ICO defines the process of offering a newly produced token or crypto asset for sale in exchange for popular cryptocurrencies such as Bitcoin, Ethereum, to raise funds for projects. Purchased tokens or crypto assets can be used for different purposes such as to access advantageous use or profit sharing for the products and services offered by the project. The cryptocurrencies which were produced to raise funds for a project are put up for sale, but the people or institutions who will invest in the project will want to know all the details about the project. For this reason, perhaps one of the key documents of an ICO is the document called whitepaper, in which the project shares the problems it solves, the solutions it offers, the advantages it provides as well as the technical details. The document will be shared in a way which people will access it easily such as the project’s website, on the project's social media accounts and forums. How the collected crypto funds will be shared (project team's share, project development share, advertising marketing share, business partners' share, etc.) is explained in this technical document (Whitepaper) published by the project team before the fundraising process begins.

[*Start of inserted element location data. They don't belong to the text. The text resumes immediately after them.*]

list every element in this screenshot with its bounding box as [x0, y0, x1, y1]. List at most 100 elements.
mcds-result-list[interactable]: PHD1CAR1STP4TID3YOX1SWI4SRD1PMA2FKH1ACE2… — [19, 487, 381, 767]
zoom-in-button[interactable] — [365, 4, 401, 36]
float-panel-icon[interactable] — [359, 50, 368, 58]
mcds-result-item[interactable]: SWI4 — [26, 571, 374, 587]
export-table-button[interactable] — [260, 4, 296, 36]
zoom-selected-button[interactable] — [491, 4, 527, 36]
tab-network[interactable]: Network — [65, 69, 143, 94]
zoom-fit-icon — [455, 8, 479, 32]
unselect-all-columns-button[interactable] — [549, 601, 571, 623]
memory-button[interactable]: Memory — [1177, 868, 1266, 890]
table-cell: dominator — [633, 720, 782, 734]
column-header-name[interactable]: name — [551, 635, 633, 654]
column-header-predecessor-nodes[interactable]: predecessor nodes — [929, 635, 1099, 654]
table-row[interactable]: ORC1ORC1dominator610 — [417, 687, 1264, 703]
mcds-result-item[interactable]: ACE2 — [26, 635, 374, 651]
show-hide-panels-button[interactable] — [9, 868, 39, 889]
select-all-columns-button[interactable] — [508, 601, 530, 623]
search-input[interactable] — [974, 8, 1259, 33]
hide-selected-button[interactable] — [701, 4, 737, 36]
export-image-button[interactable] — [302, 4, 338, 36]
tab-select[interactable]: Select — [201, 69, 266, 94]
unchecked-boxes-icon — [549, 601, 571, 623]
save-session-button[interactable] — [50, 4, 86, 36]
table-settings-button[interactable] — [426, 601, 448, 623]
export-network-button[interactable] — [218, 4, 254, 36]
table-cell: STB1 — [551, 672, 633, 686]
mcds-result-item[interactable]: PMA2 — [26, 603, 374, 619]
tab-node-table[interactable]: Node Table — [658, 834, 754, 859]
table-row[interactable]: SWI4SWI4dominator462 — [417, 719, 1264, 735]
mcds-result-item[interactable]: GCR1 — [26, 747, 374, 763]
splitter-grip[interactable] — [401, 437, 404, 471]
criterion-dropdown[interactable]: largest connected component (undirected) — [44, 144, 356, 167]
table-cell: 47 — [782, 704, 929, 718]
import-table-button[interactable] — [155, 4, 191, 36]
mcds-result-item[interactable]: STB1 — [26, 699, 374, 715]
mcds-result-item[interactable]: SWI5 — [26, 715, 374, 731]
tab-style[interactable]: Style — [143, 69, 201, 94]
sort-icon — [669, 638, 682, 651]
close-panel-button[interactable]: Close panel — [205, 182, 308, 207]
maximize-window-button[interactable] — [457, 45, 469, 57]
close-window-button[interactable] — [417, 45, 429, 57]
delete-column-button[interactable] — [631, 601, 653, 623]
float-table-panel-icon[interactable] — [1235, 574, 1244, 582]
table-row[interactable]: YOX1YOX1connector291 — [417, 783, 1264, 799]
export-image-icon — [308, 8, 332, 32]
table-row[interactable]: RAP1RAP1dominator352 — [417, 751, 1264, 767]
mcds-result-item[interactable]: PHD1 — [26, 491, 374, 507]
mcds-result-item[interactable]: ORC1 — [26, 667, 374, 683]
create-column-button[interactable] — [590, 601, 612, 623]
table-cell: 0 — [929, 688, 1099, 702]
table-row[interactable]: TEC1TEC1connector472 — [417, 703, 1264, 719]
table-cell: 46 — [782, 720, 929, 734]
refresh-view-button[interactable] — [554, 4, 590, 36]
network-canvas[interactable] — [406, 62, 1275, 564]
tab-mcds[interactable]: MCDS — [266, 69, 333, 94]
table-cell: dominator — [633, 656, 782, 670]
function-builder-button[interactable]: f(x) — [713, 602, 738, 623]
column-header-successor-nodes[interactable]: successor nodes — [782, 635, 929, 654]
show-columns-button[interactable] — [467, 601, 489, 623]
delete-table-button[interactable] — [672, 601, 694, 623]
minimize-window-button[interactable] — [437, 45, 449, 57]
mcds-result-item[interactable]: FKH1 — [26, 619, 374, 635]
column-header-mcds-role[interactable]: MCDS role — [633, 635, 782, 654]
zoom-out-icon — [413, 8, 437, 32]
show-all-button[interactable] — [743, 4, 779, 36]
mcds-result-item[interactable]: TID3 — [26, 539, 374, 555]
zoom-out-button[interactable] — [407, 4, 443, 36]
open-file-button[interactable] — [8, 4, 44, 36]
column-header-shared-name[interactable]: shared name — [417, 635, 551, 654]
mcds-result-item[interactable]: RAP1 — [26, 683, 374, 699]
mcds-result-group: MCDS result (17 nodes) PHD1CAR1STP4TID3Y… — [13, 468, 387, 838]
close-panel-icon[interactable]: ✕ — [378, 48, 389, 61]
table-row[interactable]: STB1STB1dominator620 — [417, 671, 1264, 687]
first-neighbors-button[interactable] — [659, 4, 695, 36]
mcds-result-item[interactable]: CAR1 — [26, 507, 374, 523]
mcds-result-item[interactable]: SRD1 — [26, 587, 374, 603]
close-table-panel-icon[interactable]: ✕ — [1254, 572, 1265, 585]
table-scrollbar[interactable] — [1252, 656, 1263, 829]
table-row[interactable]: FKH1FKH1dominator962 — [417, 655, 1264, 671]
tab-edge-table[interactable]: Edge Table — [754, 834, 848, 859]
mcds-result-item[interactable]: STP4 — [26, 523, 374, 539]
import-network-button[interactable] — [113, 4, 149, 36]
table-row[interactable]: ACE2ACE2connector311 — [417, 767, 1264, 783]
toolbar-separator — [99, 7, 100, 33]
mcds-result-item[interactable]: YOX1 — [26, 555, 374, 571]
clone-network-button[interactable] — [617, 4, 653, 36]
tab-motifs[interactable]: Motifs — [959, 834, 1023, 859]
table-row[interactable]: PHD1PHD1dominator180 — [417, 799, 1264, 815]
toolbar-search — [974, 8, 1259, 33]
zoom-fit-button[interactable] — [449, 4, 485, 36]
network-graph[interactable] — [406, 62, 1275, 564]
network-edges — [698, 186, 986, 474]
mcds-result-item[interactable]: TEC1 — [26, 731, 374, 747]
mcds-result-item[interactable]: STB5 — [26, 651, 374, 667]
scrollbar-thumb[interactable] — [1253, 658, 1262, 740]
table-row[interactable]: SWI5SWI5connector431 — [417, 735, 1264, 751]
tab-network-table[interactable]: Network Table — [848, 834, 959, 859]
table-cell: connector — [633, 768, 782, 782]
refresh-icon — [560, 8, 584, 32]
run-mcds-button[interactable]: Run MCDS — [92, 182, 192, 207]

The project team determines important information such as; how those who want to participate can be included in the ICO, which cryptocurrencies will be sold for which cryptocurrencies (usually Bitcoin or Ethereum), the lowest and highest amount of coins to be collected, the amount of coins to be paid, how sustainable the currency will be, when and how it will be delivered..
What is IEO?
IEO refers to the raising of funds for a new cryptocurrency project through centralized cryptocurrency trading platforms. Project owners who want to create a cryptocurrency project may sometimes require financial support for the development of the project. With IEO, project owners meet the financial support they require and provide a fund for the development of the project. Users can also own the projects they want to invest in with IEO, and after IEO, they can trade the related project.
What is The Difference Between IEO and ICO?
IEOs take place through centralized cryptocurrency trading platforms. ICO, on the other hand, is carried out by the project developers. The IEO project is listed on a centralized cryptocurrency trading platform. The project whose ICO is made does not have to be listed on a trading platform.